А Люба нисколечко не боится. Что ей секунда! Впереди намечалась новая жизнь. И пока Люба шла через поле, пока поднималась пригорком, пока проходила верхний порядок села, а затем, ступив на крыльцо, отворяла дверь в теплую кухню, где ожидали ее старики, все это время пыталась представить, какой она будет, новая жизнь? Какой?
Проснулась Люба в четыре утра. Чтоб не тревожить хозяев, украдочкой выбралась на крыльцо. Было свежо и росисто.
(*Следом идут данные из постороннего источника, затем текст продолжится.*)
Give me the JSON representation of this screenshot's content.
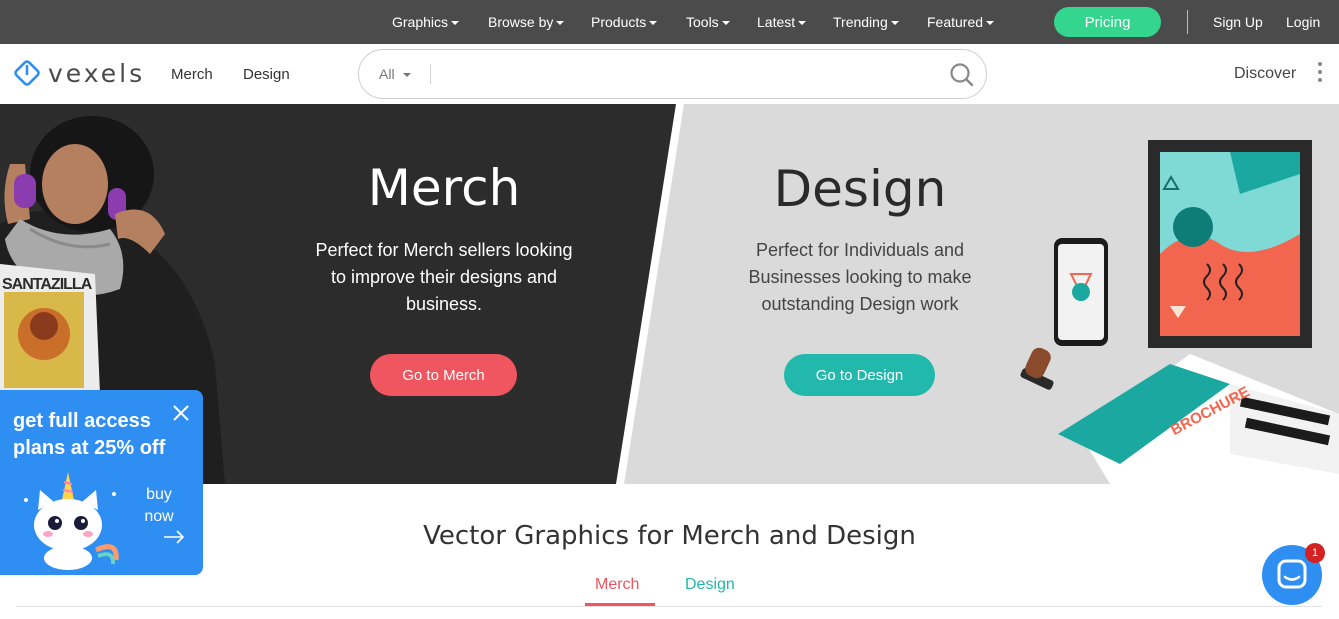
{
  "topbar": {
    "nav": [
      {
        "label": "Graphics"
      },
      {
        "label": "Browse by"
      },
      {
        "label": "Products"
      },
      {
        "label": "Tools"
      },
      {
        "label": "Latest"
      },
      {
        "label": "Trending"
      },
      {
        "label": "Featured"
      }
    ],
    "pricing_label": "Pricing",
    "signup_label": "Sign Up",
    "login_label": "Login"
  },
  "header": {
    "logo_text": "vexels",
    "nav": [
      {
        "label": "Merch"
      },
      {
        "label": "Design"
      }
    ],
    "search": {
      "category": "All",
      "placeholder": "",
      "value": ""
    },
    "discover_label": "Discover"
  },
  "hero": {
    "merch": {
      "title": "Merch",
      "description_lines": [
        "Perfect for Merch sellers looking",
        "to improve their designs and",
        "business."
      ],
      "button_label": "Go to Merch"
    },
    "design": {
      "title": "Design",
      "description_lines": [
        "Perfect for Individuals and",
        "Businesses looking to make",
        "outstanding Design work"
      ],
      "button_label": "Go to Design"
    },
    "tshirt_text": "SANTAZILLA",
    "brochure_text": "BROCHURE"
  },
  "promo": {
    "title_lines": [
      "get full access",
      "plans at 25% off"
    ],
    "buy_lines": [
      "buy",
      "now"
    ]
  },
  "section": {
    "title": "Vector Graphics for Merch and Design",
    "tabs": [
      {
        "label": "Merch",
        "active": true
      },
      {
        "label": "Design",
        "active": false
      }
    ]
  },
  "chat": {
    "badge_count": "1"
  },
  "colors": {
    "topbar_bg": "#4b4b4b",
    "pricing_green": "#34d58f",
    "merch_red": "#f0565f",
    "design_teal": "#23b8ac",
    "promo_blue": "#2f8ef2"
  }
}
От звездочек в синем зените остался лишь слабый намек.
Люба вошла в коровник. Все доярки были угрюмы, на «доброе утро» ответила только одна и то с таким недовольством на лице, словно Люба заставила это сделать ее через силу.
Шланги, стаканчики, аппараты — все это было для Любы хотя и знакомо, но подзабыто, и ей пришлось приглядеться к работе доярок, чтоб вспомнить. Одно досаждало ее вначале, что группа коров ей досталась с отбора. У товарок коровы — что тебе баржи, и у нее — одер на одре. Хотела было сказать: не в насмешку ли ей таких сухих отобрали? Однако не стала.
Дойка у Любы заладилась сразу. Она не спешила, боялась чего-нибудь упустить. Потому и коров выгоняла на грохот пастушьих стукалок последней. И со двора уходила позднее всех. Но это ее не пугало. Наоборот, подбавляло охотки работать старательнее и пуще. Неожиданно для себя вечером третьего дня она оставила всех позади и хотела было дояркам помочь. Но помощь ее не приняли. Старшая с крупным лицом и мужскими руками доярка посмотрела ей недобро в глаза:
— Выслужаешься? Абы нас руководство пораспекало, вот-де какие вы бабы — валявки, не то что новая просужанка!
Люба даже поднапугалась.
— Здрасте, — сказала она, однако ее перебили:
— Здрасте — не засти! Славу свою и бесславие наше в общую кучу не огружай!
Это было предупреждение, в котором она уловила: меж ней и доярками — огорожа. Почему это так? Да, поди, потому, что они здесь были свои, а она — из бывших своих.
Обидно, однако не так безнадежно. И в леспромхозах, бывало, она не сразу сходилась с людьми. Но время работало на нее, люди смиряли свою жестокость, добрели неторопом к ней, и Любе делалось так хорошо, что душа ее расправлялась.
И все-таки здесь, на родной стороне, было что-то еще и другое. Время текло, а огорожа, что разделяла доярок и Любу, как супротивниц, стояла по-прежнему между ними.
— Чего? — дознавалась она у колхозниц. — Чего я сделала вам такого?